The National Memorial uses Thomas’ sculpture as a connection to the present, a kind of call to action that the fight for justice and liberation is ongoing.

INVOCATION
The wind brings your names.
We will never dissever your names
nor your shadow beneath each branch and tree.
The truth comes in on the wind, is carried by the water.
There is such a thing as truth. Tell us
how you got over. Say, Soul look back in wonder.
Your names were never lost,
each name a holy word.
The rocks cry out –
call out each name to sanctify this place.
Sounds in human voices, silver or soil,
a moan, a sorrow song,
a keen, a cackle, harmony,
a hymnal, handbook, chart,
a sacred text, a stomp, and exhortation.
Ancestors, you will find us still in cages,
despised and disciplined.
You will find us still mis-named.
Here you will find us despite.
You will not find us extinct.
You will find us here memories and storied.
You will find us here mighty.
You will find us here divine.
You will find us where you left us, but not as you left us.
Here you endure and are luminous.
You are not lost to us.
The wind carries sorrows, sighs, and shouts.
The wind brings everything. Nothing is lost.
Elizabeth Alexander
I headed inside the building to see what I might see. I wondered about the names that were displayed here.
This plaque explains why these names have be singled out.
Inside there were rows and rows of soil collected at lynching sites.
There may have been more to see inside. I’m not sure, but I knew I had hit my limit for this part of my visit. I needed to have some food, something to drink and a bit of a break. I looked up restaurants in the area and ended up near Court Square.
This is taken from one of the markers in the square:
“At the intersection of Commerce Street and Dexter Avenue, Court Square is arguable the most historic location in America. As the center of 19th century Southern economic and political power, Montgomery’s Court Square was host to a massive slave market and the location from which the telegram that ignited the Civil War at Fort Sumter was sent.
Less than a century later, Court Square and downtown Montgomery was the epicenter of the civil rights movement, first with the Montgomery Bus Boycott which began December 5, 1955. Ten years later the civil rights struggle and Montgomery’s non-violent protests culminated in the Selma to Montgomery March as the marchers took the last steps up Dexter Avenue to the state capitol.
This duality of histories is the heart of Montgomery’s past.
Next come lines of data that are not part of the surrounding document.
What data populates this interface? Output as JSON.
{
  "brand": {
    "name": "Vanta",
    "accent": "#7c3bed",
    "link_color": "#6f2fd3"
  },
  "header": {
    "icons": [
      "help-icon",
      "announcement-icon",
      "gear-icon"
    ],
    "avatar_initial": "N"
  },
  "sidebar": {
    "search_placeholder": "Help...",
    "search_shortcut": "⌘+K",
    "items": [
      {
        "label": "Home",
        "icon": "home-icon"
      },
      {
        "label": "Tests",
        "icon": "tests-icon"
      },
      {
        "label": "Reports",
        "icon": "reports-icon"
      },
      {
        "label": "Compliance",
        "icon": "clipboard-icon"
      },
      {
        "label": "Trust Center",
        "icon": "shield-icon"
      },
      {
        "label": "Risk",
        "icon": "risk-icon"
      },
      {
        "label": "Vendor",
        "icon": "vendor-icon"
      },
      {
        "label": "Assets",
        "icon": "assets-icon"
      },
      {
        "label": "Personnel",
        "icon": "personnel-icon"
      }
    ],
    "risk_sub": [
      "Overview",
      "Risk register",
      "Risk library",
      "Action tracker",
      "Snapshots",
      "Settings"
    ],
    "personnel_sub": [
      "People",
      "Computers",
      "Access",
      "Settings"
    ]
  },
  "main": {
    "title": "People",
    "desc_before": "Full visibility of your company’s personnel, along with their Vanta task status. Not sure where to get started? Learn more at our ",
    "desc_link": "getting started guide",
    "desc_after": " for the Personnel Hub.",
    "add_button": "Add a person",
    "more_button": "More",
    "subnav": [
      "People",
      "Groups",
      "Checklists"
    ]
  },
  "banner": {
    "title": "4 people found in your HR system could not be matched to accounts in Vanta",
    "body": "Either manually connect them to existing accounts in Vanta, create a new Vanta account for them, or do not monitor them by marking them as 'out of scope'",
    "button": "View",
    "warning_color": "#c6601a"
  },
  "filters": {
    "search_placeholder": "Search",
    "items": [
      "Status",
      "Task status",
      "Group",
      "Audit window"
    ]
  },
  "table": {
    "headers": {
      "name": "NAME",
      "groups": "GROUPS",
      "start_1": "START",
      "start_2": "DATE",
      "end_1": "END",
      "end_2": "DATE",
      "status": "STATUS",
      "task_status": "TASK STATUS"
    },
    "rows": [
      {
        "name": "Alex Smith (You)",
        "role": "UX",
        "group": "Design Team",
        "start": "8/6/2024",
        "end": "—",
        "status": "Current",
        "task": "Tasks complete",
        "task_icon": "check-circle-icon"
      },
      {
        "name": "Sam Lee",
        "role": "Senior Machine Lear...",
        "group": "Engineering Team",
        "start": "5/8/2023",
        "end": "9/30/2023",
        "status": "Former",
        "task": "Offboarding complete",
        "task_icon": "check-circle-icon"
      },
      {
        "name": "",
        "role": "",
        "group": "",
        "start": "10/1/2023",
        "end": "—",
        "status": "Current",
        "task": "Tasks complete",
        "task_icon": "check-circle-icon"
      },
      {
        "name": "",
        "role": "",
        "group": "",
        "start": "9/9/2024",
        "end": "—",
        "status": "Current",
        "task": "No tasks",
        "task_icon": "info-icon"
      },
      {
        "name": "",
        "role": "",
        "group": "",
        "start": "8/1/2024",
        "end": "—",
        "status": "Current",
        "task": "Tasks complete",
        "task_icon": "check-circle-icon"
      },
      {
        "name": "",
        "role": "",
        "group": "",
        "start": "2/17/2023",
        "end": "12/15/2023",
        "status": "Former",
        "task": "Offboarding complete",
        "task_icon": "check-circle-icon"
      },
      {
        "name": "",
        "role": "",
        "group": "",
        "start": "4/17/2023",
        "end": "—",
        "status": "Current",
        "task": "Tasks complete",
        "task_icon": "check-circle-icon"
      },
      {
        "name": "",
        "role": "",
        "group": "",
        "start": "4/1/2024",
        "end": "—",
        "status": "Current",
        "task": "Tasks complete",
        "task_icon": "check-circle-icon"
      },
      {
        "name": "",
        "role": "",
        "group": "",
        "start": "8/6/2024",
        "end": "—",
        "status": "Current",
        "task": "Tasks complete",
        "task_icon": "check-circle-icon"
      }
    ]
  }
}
A citynwith a past as complex, difficult, and important to the American story can often struggle under the weight. Today, Montgomery honors its past all aspects of its history while looking to the future.”

The fountain was built on top of an artesian well that was used long before Europeans came to the area.
What is an artesian well?
I’m glad you asked. An artesian well is a well where the water is forced to the surface by groundwater pressure. You don’t need to pump it up. On the other hand, a spring occurs when the surface of the land dips below the water table.
Oh, you didn’t ask? Moving on…
This fountain was erected in 1885, although they are not sure who was the designer. The sculpture of Hebe at the top of the fountain was likely modeled by a sculpture by Antonio Canova. Nearly identical fountains can be found at Fountain Square in Bowling Green, Kentucky, and Court Square in Memphis. They were cast by J.L. Mott Ironworks of New York.

My attention was drawn to this building covered with portraits.
It appears to be a mixed use office and retail space.
And, you have to believe that they are, indeed, the dream and the hope for the future.